São Paulo, domingo, 20 de setembro de 2009

Texto Anterior | Próximo Texto | Índice

ALBERT FISHLOW

Agora vem a parte difícil


Um setor financeiro mundial mais transparente e menos autônomo terminará por emergir com o fim da crise


O MUNDO acaba de passar pelo primeiro aniversário da quebra do Lehman Brothers. O evento propeliu uma reação mundial de proporções inéditas. Trilhões de dólares foram mobilizados pelos bancos centrais, em escala internacional e cooperativa, em um esforço para evitar que o mundo decaísse à Grande Depressão que muitos observadores previam. Os governos aceitaram deficit imediatos maiores no setor público a fim de garantir demanda interna adequada. O Brasil não foi exceção. Virtualmente todas as demais questões ficaram em hibernação. Agora, nos EUA, Ben Bernanke indicou que a Grande Recessão parece estar chegando ao fim. Warren Buffett, investidor astuto, concorda, e nega a possibilidade de uma recuperação em forma de W, que se provaria apenas temporária e inadequada.
Os mercados de ações retomaram a alta em toda parte, e a confiança parece estar se recuperando. Os consumidores dos EUA passaram a gastar bem mais do que nos meses recentes, mesmo se desconsiderados os incentivos imediatos à aquisição de automóveis. Seu desempenho interno já tinha apresentado boas melhoras, mas o comércio mundial continuava parado. Tudo isso, embora bem-vindo, é apenas a parte fácil.
Ao longo dos últimos 12 meses, a economia política esteve sob o domínio dos tecnocratas. Considerações econômicas determinavam as ações. O grau de cooperação exibida oferece forte contraste para com a independência nacional que floresceu nos anos 30 e contribuiu para que o mundo decaísse à devastação da Guerra.
Agora que o colapso imediato foi evitado, a política volta a se afirmar, em toda parte. Em eleições reais, ao contrário do que aconteceu no Irã e no Afeganistão, os políticos situacionistas enfrentam grandes problemas, mesmo que tenham reagido bem aos desafios econômicos. No Japão, o PLD sofreu rejeição recorde; na Alemanha, foram os partidos minoritários que demonstraram ganhos, e não a UDC e PSD, que, no momento, dividem o poder; no Reino Unido, Gordon Brown parece ter pouca chance de manter o posto.
Os países agora veem suas políticas sujeitas a interesses internos cada vez mais estreitos. Isso se aplica às cláusulas que determinam a compra de produtos norte-americanos, como parte do pacote de assistência governamental de US$ 787 bilhões aprovado no começo do ano. E foi reafirmado nas tarifas temporárias sobre as importações de pneus chineses impostas dez dias atrás, e na reação imediata que essa medida causou na China. O auxílio financeiro alemão à Opel desperta reações em outros países europeus que essas medidas colocam em desvantagem.
Os exemplos são muitos. E o Brasil não está isento. O grupo dos 20 (G20) se reunirá em Pittsburgh na quinta e sexta-feiras. A regulamentação do setor financeiro será o tópico central. Há pouca dúvida quanto à necessidade de reforma substancial das regras que permitiram os excessos aos quais mal sobrevivemos. Com sorte, um setor financeiro mundial mais transparente e menos autônomo terminará por emergir, não sob uma autoridade regulatória única, mas por meio de extensa cooperação nacional. Então poderemos seguir adiante para questões como o comércio internacional, taxas de câmbio e deficit em conta corrente, que são igualmente importantes. De outra forma, os desequilíbrios internacionais ressurgirão. Essa é a parte difícil, mas igualmente essencial, da história, e não deve ser esquecida.
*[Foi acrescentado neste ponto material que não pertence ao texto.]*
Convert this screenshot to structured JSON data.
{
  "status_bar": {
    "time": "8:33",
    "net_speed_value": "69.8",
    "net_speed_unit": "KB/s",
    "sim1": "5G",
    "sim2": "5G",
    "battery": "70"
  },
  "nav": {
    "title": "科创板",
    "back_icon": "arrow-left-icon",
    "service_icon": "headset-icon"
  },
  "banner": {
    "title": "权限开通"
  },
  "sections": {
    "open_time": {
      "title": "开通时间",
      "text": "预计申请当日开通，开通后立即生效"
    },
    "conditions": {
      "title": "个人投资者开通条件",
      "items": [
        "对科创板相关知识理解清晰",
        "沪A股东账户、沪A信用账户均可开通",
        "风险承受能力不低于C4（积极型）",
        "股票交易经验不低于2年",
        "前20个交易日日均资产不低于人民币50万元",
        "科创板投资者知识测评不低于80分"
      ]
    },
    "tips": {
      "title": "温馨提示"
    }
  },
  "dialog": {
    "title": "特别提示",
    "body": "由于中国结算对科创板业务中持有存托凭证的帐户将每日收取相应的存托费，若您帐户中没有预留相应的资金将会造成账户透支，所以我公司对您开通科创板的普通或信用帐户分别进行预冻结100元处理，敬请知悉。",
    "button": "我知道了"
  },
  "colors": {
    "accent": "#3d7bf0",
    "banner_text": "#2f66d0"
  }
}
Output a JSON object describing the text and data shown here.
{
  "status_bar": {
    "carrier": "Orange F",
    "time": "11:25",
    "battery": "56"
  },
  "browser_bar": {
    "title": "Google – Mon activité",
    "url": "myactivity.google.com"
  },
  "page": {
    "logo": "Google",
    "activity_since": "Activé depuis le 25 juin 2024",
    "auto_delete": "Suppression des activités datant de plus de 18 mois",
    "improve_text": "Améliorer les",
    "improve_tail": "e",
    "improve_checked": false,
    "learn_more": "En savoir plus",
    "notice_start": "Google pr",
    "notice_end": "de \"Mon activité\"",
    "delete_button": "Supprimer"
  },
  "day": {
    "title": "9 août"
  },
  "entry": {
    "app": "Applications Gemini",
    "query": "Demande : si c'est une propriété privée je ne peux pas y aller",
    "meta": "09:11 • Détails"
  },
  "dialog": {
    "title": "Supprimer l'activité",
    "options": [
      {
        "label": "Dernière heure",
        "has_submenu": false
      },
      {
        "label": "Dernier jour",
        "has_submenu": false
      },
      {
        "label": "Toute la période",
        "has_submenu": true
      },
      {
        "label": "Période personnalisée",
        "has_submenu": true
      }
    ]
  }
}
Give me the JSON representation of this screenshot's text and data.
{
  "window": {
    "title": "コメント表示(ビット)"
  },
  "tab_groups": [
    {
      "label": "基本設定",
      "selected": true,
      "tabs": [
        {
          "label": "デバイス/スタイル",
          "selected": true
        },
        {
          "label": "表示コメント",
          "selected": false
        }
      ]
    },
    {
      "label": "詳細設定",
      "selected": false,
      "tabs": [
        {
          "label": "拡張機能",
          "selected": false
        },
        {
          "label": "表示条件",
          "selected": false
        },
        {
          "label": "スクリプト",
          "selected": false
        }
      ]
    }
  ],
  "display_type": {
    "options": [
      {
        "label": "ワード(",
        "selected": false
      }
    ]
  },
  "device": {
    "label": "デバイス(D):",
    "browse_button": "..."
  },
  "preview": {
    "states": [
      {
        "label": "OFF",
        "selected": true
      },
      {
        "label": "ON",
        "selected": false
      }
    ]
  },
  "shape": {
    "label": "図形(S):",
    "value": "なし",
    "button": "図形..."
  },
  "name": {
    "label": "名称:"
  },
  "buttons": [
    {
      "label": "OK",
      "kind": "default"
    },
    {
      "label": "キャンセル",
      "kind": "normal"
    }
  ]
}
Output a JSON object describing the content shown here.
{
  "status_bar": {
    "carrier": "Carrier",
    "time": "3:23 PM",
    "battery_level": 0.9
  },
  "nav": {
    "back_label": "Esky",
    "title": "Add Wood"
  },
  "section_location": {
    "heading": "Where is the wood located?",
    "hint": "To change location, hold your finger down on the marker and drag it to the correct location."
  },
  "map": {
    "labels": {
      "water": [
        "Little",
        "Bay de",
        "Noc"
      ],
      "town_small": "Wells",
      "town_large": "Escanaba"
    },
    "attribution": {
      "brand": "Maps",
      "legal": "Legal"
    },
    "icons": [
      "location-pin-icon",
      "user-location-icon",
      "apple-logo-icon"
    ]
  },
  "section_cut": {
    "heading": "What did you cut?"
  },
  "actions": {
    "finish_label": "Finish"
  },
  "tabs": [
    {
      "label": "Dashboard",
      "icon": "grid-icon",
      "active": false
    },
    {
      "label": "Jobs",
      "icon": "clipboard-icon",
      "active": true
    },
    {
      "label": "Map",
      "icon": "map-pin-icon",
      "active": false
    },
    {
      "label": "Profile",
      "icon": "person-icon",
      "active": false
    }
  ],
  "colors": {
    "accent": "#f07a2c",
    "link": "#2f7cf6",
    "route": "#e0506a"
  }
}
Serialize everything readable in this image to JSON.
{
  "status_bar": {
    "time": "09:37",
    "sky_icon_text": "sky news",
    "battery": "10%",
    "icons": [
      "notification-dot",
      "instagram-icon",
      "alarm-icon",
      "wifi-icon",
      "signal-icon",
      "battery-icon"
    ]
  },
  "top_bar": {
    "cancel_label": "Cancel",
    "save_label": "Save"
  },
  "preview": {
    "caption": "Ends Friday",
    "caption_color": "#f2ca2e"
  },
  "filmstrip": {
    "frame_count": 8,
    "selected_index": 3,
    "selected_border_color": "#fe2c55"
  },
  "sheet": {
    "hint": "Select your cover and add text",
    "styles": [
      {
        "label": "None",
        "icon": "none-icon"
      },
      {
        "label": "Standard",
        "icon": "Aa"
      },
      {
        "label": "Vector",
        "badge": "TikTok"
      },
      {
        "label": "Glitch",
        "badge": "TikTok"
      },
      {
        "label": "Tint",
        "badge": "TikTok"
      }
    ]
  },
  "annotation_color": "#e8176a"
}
Tradução de PAULO MIGLIACCI


ALBERT FISHLOW , 73, é professor emérito da Universidade Columbia e da Universidade Berkeley. Escreve quinzenalmente, aos domingos, nesta coluna. afishlow@uol.com.br


Texto Anterior: Era de "megassuperavit" do setor público pode ter chegado ao fim
Próximo Texto: Vinicius Torres Freire: Paz social: o povo é barato
Índice


Copyright Empresa Folha da Manhã S/A. Todos os direitos reservados. É proibida a reprodução do conteúdo desta página em qualquer meio de comunicação, eletrônico ou impresso, sem autorização escrita da Folhapress.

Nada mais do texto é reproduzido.